In contrast, some teams — after reading about companies embracing DevOps — have learned from the mistakes of manual provisioning, document-driven provisioning, and the collection of disjointed scripts. They escape these antipatterns by using a test-driven approach coupled with the use of mature infrastructure automation tools, as part of a single path to production. As I mentioned in the "Infrastructure automation" article in this series, these teams treat the infrastructure as code. In this article, you'll learn how to take a test-driven approach to defining infrastructure.
On numerous occasions, I've written about a five-step heuristic (see Resources) — five key steps to making a process continuous. They are: document, test, script, version, and (make the process) continuous. I describe each of these steps in greater detail here in the context of an infrastructure, where all the steps work in tandem:
- Document: Document the steps for performing a process. For an infrastructure, you'll document the type and version of components such as operating system, application and web servers, and databases. You'll also describe in detail how to install, configure, and run these infrastructure components. When using this approach, the key is to document to automate, because you will eventually dispose of the documentation.
- Test: Write an automated test that describes the intended outcome. For an infrastructure, you can define features or expected outcomes such as a server running in a certain location, or the presence of a certain file or directory.
- Script: Script all of the actions for the process. For an infrastructure, you'll use tools such as Chef or Puppet to define these environments according to the tests specified in the preceding step.
- Version: Version source files. For an infrastructure, these source files are defined in infrastructure automation scripts such as those created with Puppet or Chef.
- Continuous: The process must be scripted to the point at which it can run in a headless manner — humans aren't required to run the commands. For an infrastructure, teams configure a Continuous Integration (CI) server to run infrastructure automation scripts and scripted-environment tests as part of a CI job — meaning that the infrastructure is rebuilt with every source file change.

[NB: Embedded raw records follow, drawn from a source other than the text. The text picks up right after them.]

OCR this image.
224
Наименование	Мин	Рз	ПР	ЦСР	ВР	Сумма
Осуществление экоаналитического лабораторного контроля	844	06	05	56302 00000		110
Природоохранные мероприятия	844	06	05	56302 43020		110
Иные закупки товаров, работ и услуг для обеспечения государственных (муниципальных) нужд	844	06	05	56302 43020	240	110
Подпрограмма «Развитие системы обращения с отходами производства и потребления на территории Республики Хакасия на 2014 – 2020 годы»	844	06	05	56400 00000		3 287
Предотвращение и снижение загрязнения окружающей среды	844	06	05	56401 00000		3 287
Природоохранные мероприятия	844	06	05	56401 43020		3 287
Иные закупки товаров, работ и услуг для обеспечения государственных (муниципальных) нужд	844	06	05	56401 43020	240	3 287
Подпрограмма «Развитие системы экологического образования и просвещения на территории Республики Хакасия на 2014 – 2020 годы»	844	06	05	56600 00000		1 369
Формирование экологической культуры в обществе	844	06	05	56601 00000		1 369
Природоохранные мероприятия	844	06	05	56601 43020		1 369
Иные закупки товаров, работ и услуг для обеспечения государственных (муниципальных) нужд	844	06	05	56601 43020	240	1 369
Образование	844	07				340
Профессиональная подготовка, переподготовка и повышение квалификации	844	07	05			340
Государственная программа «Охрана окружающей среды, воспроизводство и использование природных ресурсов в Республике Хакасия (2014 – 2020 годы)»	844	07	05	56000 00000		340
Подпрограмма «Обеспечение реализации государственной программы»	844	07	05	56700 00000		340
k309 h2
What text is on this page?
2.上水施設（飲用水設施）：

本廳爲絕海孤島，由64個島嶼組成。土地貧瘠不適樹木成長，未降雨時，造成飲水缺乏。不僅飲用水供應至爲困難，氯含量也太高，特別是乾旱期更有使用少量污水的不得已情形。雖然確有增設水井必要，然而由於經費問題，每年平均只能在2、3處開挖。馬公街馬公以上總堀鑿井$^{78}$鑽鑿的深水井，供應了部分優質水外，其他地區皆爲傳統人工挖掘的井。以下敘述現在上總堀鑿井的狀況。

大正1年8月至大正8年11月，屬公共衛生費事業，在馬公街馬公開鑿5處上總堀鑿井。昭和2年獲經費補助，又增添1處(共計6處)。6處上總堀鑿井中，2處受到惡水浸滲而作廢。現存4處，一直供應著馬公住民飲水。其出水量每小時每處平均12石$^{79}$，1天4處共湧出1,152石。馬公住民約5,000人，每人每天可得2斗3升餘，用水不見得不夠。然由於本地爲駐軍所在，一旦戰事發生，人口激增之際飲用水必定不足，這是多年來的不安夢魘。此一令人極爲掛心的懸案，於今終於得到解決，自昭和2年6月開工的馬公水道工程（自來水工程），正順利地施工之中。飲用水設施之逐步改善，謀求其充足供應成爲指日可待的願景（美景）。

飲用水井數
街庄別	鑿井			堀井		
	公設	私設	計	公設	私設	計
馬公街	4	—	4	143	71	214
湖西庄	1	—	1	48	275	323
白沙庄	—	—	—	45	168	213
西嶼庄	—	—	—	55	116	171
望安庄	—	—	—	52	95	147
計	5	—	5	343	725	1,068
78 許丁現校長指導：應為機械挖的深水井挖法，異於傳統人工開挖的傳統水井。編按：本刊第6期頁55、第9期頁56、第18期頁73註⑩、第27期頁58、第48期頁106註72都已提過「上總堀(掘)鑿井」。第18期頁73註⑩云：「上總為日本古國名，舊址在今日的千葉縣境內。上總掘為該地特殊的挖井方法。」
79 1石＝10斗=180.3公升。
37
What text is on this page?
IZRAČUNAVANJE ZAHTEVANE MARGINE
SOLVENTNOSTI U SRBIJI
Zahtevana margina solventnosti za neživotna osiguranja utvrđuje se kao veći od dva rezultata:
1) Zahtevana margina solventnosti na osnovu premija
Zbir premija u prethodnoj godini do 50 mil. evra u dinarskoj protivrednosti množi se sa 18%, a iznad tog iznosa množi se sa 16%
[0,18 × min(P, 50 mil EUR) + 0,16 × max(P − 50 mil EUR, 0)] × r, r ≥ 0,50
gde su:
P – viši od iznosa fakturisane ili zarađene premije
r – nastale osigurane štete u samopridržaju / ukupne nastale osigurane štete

The distinctive characteristic of infrastructure tests is the order of execution. Although you can still use a test-first approach, the infrastructure scripts apply the entire infrastructure; then, the tests are run to verify the efficacy of the infrastructure automation. This sequence is in contrast to application-code unit testing, in which a test is run, followed by the execution of a specific method or set of methods. Essentially, no atomicity is involved in a test-driven infrastructure — the entire environment is created, and then the suite of tests is run against the newly provisioned environment.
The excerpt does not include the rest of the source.